For the next seven days you can get 10% off an annual subscription to Hit Points. A paid sub unlocks at least one additional post per week and grants access to the full Hit Points archive, including the longform interview series Max HP. Looking ahead a bit, paid subs will get the lion’s share of Hit Points’ end-of-year celebrations — and will even be invited to take part in them. More news on that in Friday’s subscriber-exclusive post.

A few months ago I set myself some modest targets for growth, with the first deadline being the end of 2022. We sailed past the free-subscriber target weeks ago (hurrah!) but I still need a few more paid subs to hit my goal. Do a sick old man a favour, would you? I promise it’s worth the money, and I reckon the hundreds of members of the fully fledged Hit Points Crew would tell you the same.
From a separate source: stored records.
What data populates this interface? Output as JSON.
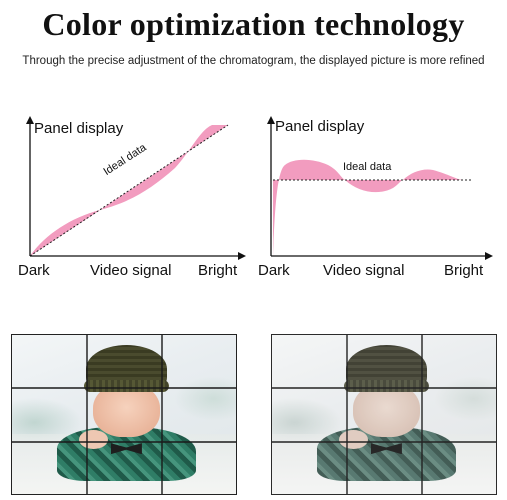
{
  "title": "Color optimization technology",
  "subtitle": "Through the precise adjustment of the chromatogram, the displayed picture is more refined",
  "graphs": [
    {
      "y_label": "Panel display",
      "x_left": "Dark",
      "x_middle": "Video signal",
      "x_right": "Bright",
      "ideal_label": "Ideal data"
    },
    {
      "y_label": "Panel display",
      "x_left": "Dark",
      "x_middle": "Video signal",
      "x_right": "Bright",
      "ideal_label": "Ideal data"
    }
  ],
  "colors": {
    "deviation_fill": "#f29cbf",
    "grid_line": "#1a1a1a",
    "axis": "#111111"
  },
  "photos": [
    {
      "subject": "baby-in-knit-hat",
      "grid": "3x3"
    },
    {
      "subject": "baby-in-knit-hat",
      "grid": "3x3"
    }
  ]
}
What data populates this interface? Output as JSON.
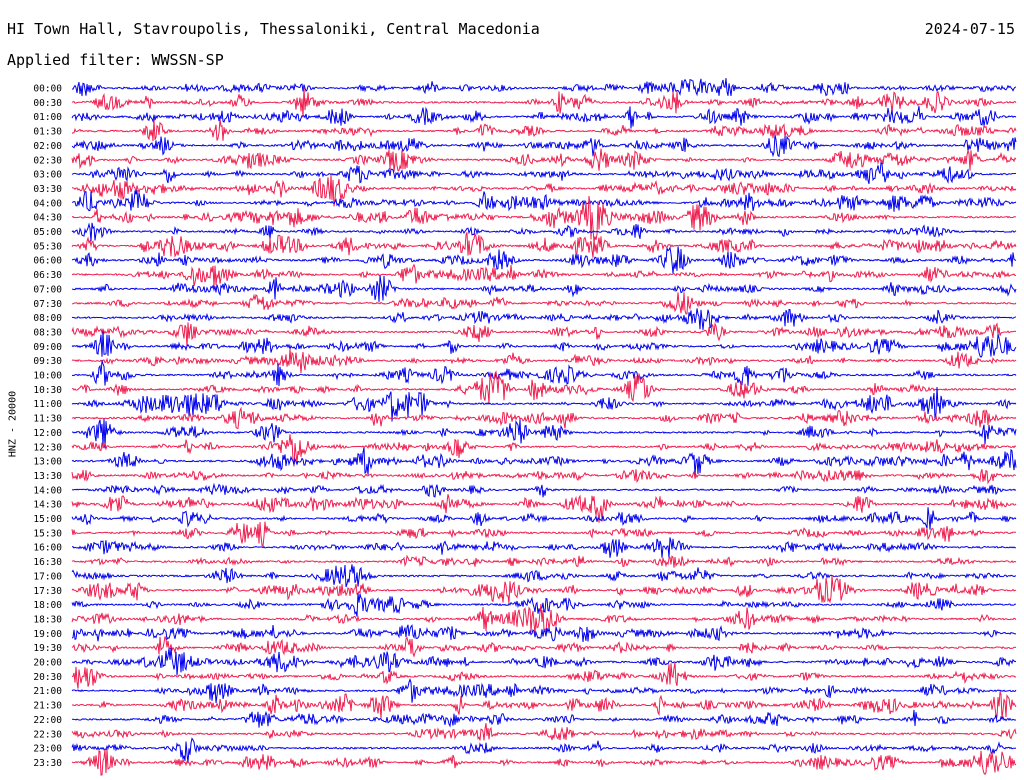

  • The latest from Onoma, the studio formerly known as Square Enix Montreal that is being shuttered by new parent Embracer: it is ending service for four of its highly regarded smartphone games, all of which will be rendered unplayable as a result. This would be sorry stuff at the best of times; factor in all the noise Embracer makes about its physical game archive and, well. “We believe that games carry a heritage worth celebrating and safeguarding for the future,” says the blurb about it on Embracer’s website. “Our goal is clear — we want to archive and save as much of the videogame industry as possible.” Fuck about.
  • Elsewhere, Embracer has put Saints Row developer Volition under the control of Gearbox after admitting the recent reboot was not up to snuff (please insert your own Gearbox joke here, though if you ask me the Colonial Marines gags are rather played out by this point). Embracer has also embarked upon a full assessment of its operations, warning investors that the “macroeconomic reality” may compel it to spin off subsidiaries into standalone, publicly traded companies in future.
  • The UK’s Competition and Markets Authority, the antitrust regulator that poses an existential threat to Acquisition Blizzard, has announced an investigation into cloud gaming services and browsers on Apple and Google’s app stores. Could this pave the way for a native Game Pass app on the mobile download stores? Crivens. We now go live to Phil Spencer for his reaction.
  • Speaking of which, Sony has expressed its confidence that the CMA will block Acquisition Blizzard. In a statement the PlayStation maker has warned that, if the deal goes through, Microsoft would be free to “increase console and game prices.” Ha, yes, wouldn’t that be disastrous. Let’s hope that never happe- oh. Ah.
  • The head of an electric-vehicle joint venture between Sony and Honda has been talking up the potential of videogames in cars, citing Sony’s “content, services and entertainment technologies” as a key competitive advantage over Tesla. Sony Honda Mobility president Izumi Kawanishi said it was “technologically possible” to integrate the PS5 into a car and, look, of course it is. It’s also technologically possible for me to do a loft conversion by myself but that doesn’t make it a good idea, does it, even if I would dearly like a walk-in wardrobe, an en-suite bathroom, and a little more physical distance from the kids.
  • Epic Games has accused Google of paying Activision Blizzard $360m to shelve plans for its own mobile app store. Activision says it has already disproven the allegation, which was made in a newly unredacted filing from the lawsuit Epic filed against Google in 2020.
  • Three cheers for Ireland’s new games tax credits. Developers will be able to claim back almost a third of their spend on design, production and testing, to a maximum of €25m per project.

Gosh, I need a lie down now. But it’s nice to have actually done something with my brain for the first time in almost two weeks. All being well I’ll be back in paid subscribers’ inboxes on Friday. Have a grand couple of days — and to US pals, a very happy Thanksgiving. Cheerio!

(And yes, that’s a Pavement reference in the headline. Hit Points will do that every so often. If you spotted it, we are friends forever.)